Nous pensons que la société telle qu'elle est n'est pas assez démocratique. En particulier, il est impossible de s'exprimer librement « en temps réel » à travers les structures culturelles existantes, qui nous condamnent à un type de culture (en différé), privilégiant la « programmation » des produits culturels au détriment de l'activité culturelle elle-même. S'exprimer librement pour nous c'est la vie : la liberté de vivre au présent, non d'attendre son tour. Nous voulons nous exprimer nous-mêmes, pas faire la culture que les institutions veulent bien que l'on fasse ou que les jugements sommaires des bureaux prescrivent à partir de « dossiers sélectifs ». Nous prenons parti pour une culture à faire au présent. C'est pourquoi nous choisirons résolument de nous exprimer nous-mêmes, faisant par là notre culture, sans attendre que l'on nous en donne les moyens. D'autre part, nous nous battrons pour nous assurer les moyens de la faire vivre. Au même titre que tous les citoyens, nous avons des droits, quoiqu'en disent les bureaucrates.
Mais voyons de plus près ce qui nous a amenés à prendre une telle position.

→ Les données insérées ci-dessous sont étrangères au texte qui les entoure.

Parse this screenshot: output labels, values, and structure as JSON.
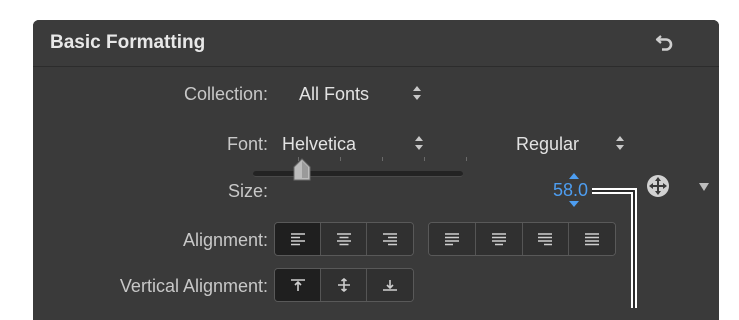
{
  "header": {
    "title": "Basic Formatting"
  },
  "collection": {
    "label": "Collection:",
    "value": "All Fonts"
  },
  "font": {
    "label": "Font:",
    "family": "Helvetica",
    "style": "Regular"
  },
  "size": {
    "label": "Size:",
    "value": "58.0",
    "slider_fraction": 0.2
  },
  "alignment": {
    "label": "Alignment:",
    "options": [
      "align-left",
      "align-center",
      "align-right",
      "justify-left",
      "justify-center",
      "justify-right",
      "justify-full"
    ],
    "selected": "align-left"
  },
  "vertical_alignment": {
    "label": "Vertical Alignment:",
    "options": [
      "align-top",
      "align-middle",
      "align-bottom"
    ],
    "selected": "align-top"
  },
  "colors": {
    "panel": "#3a3a3a",
    "accent": "#4d9df0",
    "text": "#c8c8c8"
  }
}
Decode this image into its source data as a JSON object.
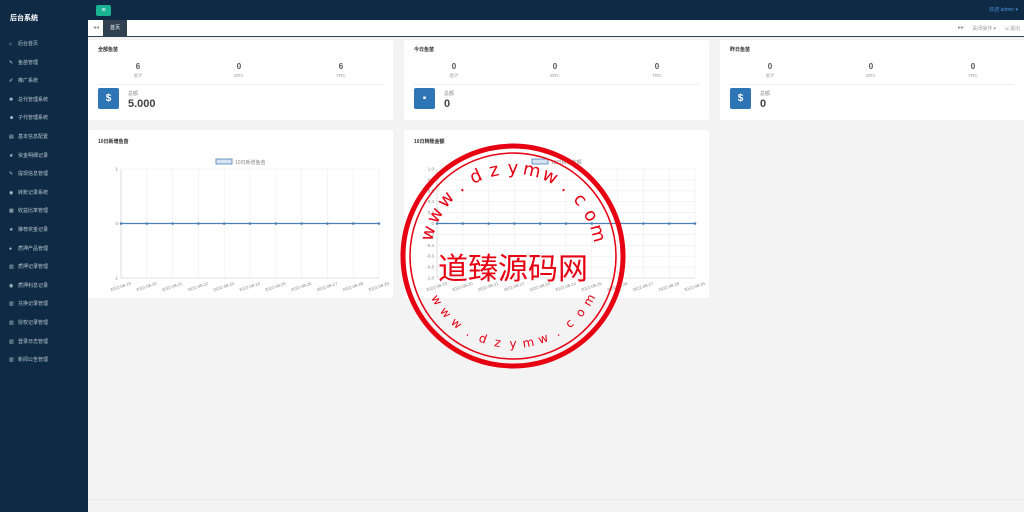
{
  "brand": "后台系统",
  "sidebar": {
    "items": [
      {
        "label": "后台首页",
        "icon": "home-icon",
        "glyph": "⌂"
      },
      {
        "label": "鱼苗管理",
        "icon": "wrench-icon",
        "glyph": "✎"
      },
      {
        "label": "推广系统",
        "icon": "edit-icon",
        "glyph": "✐"
      },
      {
        "label": "总代管理系统",
        "icon": "asterisk-icon",
        "glyph": "✱"
      },
      {
        "label": "子代管理系统",
        "icon": "users-icon",
        "glyph": "☻"
      },
      {
        "label": "基本信息配置",
        "icon": "file-icon",
        "glyph": "▤"
      },
      {
        "label": "资金明细记录",
        "icon": "star-icon",
        "glyph": "★"
      },
      {
        "label": "提现信息管理",
        "icon": "tag-icon",
        "glyph": "✎"
      },
      {
        "label": "转账记录系统",
        "icon": "power-icon",
        "glyph": "◉"
      },
      {
        "label": "收益比率管理",
        "icon": "table-icon",
        "glyph": "▦"
      },
      {
        "label": "推荐奖金记录",
        "icon": "star-icon",
        "glyph": "★"
      },
      {
        "label": "质押产品管理",
        "icon": "comment-icon",
        "glyph": "●"
      },
      {
        "label": "质押记录管理",
        "icon": "bank-icon",
        "glyph": "▥"
      },
      {
        "label": "质押利息记录",
        "icon": "power-icon",
        "glyph": "◉"
      },
      {
        "label": "兑换记录管理",
        "icon": "bank-icon",
        "glyph": "▥"
      },
      {
        "label": "授权记录管理",
        "icon": "bank-icon",
        "glyph": "▥"
      },
      {
        "label": "登录日志管理",
        "icon": "bank-icon",
        "glyph": "▥"
      },
      {
        "label": "新闻公告管理",
        "icon": "bank-icon",
        "glyph": "▥"
      }
    ]
  },
  "topbar": {
    "menu_glyph": "≡",
    "welcome": "欢迎 admin ▾"
  },
  "tabs": {
    "prev": "◂◂",
    "home": "首页",
    "next": "▸▸",
    "close_ops": "关闭操作 ▾",
    "logout": "⇲ 退出"
  },
  "cards": [
    {
      "title": "全部鱼苗",
      "stats": [
        {
          "value": "6",
          "label": "总计"
        },
        {
          "value": "0",
          "label": "ERC"
        },
        {
          "value": "6",
          "label": "TRC"
        }
      ],
      "total_label": "总额",
      "total_value": "5.000",
      "badge": "$"
    },
    {
      "title": "今日鱼苗",
      "stats": [
        {
          "value": "0",
          "label": "总计"
        },
        {
          "value": "0",
          "label": "ERC"
        },
        {
          "value": "0",
          "label": "TRC"
        }
      ],
      "total_label": "总额",
      "total_value": "0",
      "badge": "▪"
    },
    {
      "title": "昨日鱼苗",
      "stats": [
        {
          "value": "0",
          "label": "总计"
        },
        {
          "value": "0",
          "label": "ERC"
        },
        {
          "value": "0",
          "label": "TRC"
        }
      ],
      "total_label": "总额",
      "total_value": "0",
      "badge": "$"
    }
  ],
  "chart_data": [
    {
      "type": "line",
      "title": "10日新增鱼苗",
      "categories": [
        "2022-08-19",
        "2022-08-20",
        "2022-08-21",
        "2022-08-22",
        "2022-08-23",
        "2022-08-24",
        "2022-08-25",
        "2022-08-26",
        "2022-08-27",
        "2022-08-28",
        "2022-08-29"
      ],
      "series": [
        {
          "name": "10日新增鱼苗",
          "values": [
            0,
            0,
            0,
            0,
            0,
            0,
            0,
            0,
            0,
            0,
            0
          ]
        }
      ],
      "yticks": [
        "1",
        "0",
        "-1"
      ],
      "ylim": [
        -1,
        1
      ],
      "grid": true,
      "legend": "top-center",
      "color": "#4a7fb5"
    },
    {
      "type": "line",
      "title": "10日转账金额",
      "categories": [
        "2022-08-19",
        "2022-08-20",
        "2022-08-21",
        "2022-08-22",
        "2022-08-23",
        "2022-08-24",
        "2022-08-25",
        "2022-08-26",
        "2022-08-27",
        "2022-08-28",
        "2022-08-29"
      ],
      "series": [
        {
          "name": "10日转账金额",
          "values": [
            0,
            0,
            0,
            0,
            0,
            0,
            0,
            0,
            0,
            0,
            0
          ]
        }
      ],
      "yticks": [
        "1.0",
        "0.8",
        "0.6",
        "0.4",
        "0.2",
        "0",
        "-0.2",
        "-0.4",
        "-0.6",
        "-0.8",
        "-1.0"
      ],
      "ylim": [
        -1,
        1
      ],
      "grid": true,
      "legend": "top-center",
      "color": "#4a7fb5"
    }
  ],
  "watermark": {
    "top_text": "www.dzymw.com",
    "center_text": "道臻源码网",
    "bottom_text": "www.dzymw.com"
  },
  "colors": {
    "sidebar": "#0f2a44",
    "accent_green": "#1ab394",
    "badge_blue": "#2e75b6",
    "stamp_red": "#e60012"
  }
}
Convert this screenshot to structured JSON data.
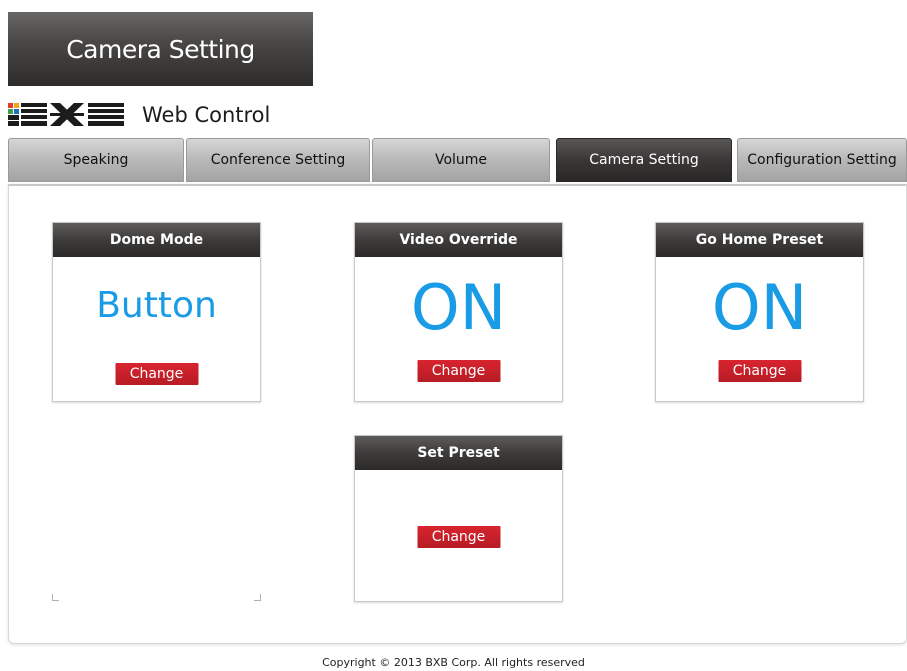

Les dossiers qu'exigent les multiples instances institutionnelles de soutien à la création, la constitution de commissions innombrables qui doivent donner leur agrément pour qu'un projet « puisse avancer », permettent de moins en moins au vivant de s'exprimer. Les démarches pour la réalisation d'œuvres culturelles sont de plus en plus longues et astreignantes. Le plus souvent elles ne concernent en rien la nature du projet, mais les conditions matérielles de sa réalisation, le plan de financement, surtout. Un projet demande tellement de temps pour matérialiser ses exigences aux yeux des institutions, que les enthousiasmes se dissolvent, les énergies s'usent, désamorçant et neutralisant le subversif qui leur donnait vie.
Quand l'acte politique même devient l'acte poétique par excellence, ce moment où l'acte politique et l'acte poétique se conjuguent dans le verbe vivre, ce moment-là est l'acte de jeunesse pur. Il est rare. Trop rare.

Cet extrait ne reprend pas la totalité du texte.